Beiträge von Wolfgang

    "Wer kann und sollte die Initiative in einem Betrieb ergreifen, in dem es noch keine SBV gibt?"


    Ich denke, hier ist in erster Linie der örtliche Be­triebs­rat gefragt, auf die Wahl hinzuwirken. Denn dieser sollte zumindest das jährliche Verzeichnis der Namen sbM des Betriebs haben und auswerten nach § 163 Abs. 2 Satz 3 SGB IX. Das ist aber nicht unbedingt vollständig, etwa bezüglich Minijobber, Teilzeit unter 18 WoSt oder schlicht deshalb, weil nur so viele eingetragen sind, wie für die Mindestbeschäftigung nötig sind. Es zählen ggf. aber auch schwer­be­hin­der­te Ein-Euro-Jobber nach § 16d SGB II sowie schwer­be­hin­der­te Leih­ar­beit­er. Leiharbeitnehmer zählen ggf. ab dem ersten Tag (im Unterschied zur BR-Wahl). Die Frage ist nur, ob der BR ggf. von deren Schwer­be­hin­der­rung ggf. was erfährt und ob der Verleiher das dem Entleiher zu melden hat. Ferner zählen ruhende Be­schäf­ti­gungs­ver­hält­nis­se wie Elternzeit und Er­werbs­min­de­rungs­ren­te auf Zeit, was aber laut Recht­spre­chung "ger­ne mal" über­se­hen wird. Ob und inwieweit auch "Be­triebs­in­te­grier­te Arbeitsplätze" (aus­ge­la­ger­te Arbeitsplätze aus WfbM) zäh­len, ist höchst­rich­ter­lich noch nicht geklärt. Bei diesen Au­ßen­ar­beits­plät­zen geht es um eine Viel­zahl von Einzel- und Grup­pen­ar­beits­plät­zen.

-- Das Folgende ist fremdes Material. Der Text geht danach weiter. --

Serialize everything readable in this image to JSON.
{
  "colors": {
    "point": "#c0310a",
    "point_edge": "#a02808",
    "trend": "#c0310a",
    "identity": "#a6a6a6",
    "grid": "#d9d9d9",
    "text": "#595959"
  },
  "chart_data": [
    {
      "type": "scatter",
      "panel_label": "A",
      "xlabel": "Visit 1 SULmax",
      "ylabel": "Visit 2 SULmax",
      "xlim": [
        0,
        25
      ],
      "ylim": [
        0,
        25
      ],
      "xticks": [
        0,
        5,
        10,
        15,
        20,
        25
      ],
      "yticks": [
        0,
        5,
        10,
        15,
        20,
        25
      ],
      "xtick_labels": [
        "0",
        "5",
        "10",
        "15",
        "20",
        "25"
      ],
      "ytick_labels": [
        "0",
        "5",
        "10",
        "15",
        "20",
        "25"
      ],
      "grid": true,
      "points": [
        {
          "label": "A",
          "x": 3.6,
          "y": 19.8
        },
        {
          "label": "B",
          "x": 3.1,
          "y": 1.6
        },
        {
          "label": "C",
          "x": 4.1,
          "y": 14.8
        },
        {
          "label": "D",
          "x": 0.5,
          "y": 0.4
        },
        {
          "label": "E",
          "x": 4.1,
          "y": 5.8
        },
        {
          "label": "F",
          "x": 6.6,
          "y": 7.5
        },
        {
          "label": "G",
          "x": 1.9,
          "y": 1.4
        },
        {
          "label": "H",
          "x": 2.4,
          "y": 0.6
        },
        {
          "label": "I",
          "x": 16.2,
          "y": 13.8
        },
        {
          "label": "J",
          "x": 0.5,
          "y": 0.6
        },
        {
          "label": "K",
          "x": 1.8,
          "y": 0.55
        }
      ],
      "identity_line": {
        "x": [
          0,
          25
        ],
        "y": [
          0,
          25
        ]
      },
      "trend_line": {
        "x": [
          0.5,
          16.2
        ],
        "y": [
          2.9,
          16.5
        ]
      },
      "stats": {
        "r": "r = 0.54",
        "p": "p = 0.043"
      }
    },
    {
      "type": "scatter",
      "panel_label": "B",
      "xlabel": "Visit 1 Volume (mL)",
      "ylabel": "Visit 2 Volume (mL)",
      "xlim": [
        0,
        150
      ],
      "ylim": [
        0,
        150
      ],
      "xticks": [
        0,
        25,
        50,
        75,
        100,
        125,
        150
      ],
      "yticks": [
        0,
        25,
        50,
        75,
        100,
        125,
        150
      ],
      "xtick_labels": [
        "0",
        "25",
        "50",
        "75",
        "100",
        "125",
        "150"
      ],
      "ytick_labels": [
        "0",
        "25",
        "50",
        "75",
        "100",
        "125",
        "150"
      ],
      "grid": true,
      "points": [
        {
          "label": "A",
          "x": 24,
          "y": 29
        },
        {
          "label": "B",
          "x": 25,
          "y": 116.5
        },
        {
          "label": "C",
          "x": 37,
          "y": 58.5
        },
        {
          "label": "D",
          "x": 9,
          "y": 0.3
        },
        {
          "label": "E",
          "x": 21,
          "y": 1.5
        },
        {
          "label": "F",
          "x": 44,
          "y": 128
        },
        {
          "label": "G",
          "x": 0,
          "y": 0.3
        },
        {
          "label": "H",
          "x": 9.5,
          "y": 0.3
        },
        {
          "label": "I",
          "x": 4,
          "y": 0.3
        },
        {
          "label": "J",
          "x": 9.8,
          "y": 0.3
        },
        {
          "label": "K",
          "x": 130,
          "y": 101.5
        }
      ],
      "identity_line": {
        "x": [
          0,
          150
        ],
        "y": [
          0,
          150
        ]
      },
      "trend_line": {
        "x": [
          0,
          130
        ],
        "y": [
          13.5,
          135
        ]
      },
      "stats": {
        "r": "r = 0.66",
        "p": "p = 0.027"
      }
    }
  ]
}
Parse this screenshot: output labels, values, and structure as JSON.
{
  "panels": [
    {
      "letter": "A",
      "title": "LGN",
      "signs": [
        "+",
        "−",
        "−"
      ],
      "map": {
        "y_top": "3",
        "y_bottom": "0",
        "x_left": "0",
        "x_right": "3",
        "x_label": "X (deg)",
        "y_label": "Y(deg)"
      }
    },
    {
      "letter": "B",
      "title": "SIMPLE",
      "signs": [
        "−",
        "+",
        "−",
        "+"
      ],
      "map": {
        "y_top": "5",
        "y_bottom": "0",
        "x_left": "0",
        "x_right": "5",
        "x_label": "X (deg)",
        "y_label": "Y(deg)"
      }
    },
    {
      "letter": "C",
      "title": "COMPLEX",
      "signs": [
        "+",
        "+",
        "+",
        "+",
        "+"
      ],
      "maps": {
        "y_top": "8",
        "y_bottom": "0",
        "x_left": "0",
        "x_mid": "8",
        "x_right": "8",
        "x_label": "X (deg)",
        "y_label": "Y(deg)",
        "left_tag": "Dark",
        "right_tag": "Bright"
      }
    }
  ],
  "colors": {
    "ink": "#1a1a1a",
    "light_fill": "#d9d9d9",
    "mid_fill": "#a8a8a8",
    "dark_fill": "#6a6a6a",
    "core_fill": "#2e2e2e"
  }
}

    Sind es weniger als fünf, dann wäre, sofern vor­han­den, z.B. die überörtliche GSBV gefordert zu klä­ren, ob eine Zu­sam­men­fas­sung etwa mit einem wahlfähigen oder mit mehreren nicht wahlfähigen Betrieben in der Nähe möglich ist, ob also ggf. ein Wahlbetrieb mit mindestens fünf sbM gebildet werden kann. Der Ge­setz­ge­ber sieht das wohl als selbst­ver­ständ­lich an, da überörtliche Vertretungen nicht eigens in § 176 SGB IX erwähnt - nicht GSBV sowie nicht GBR.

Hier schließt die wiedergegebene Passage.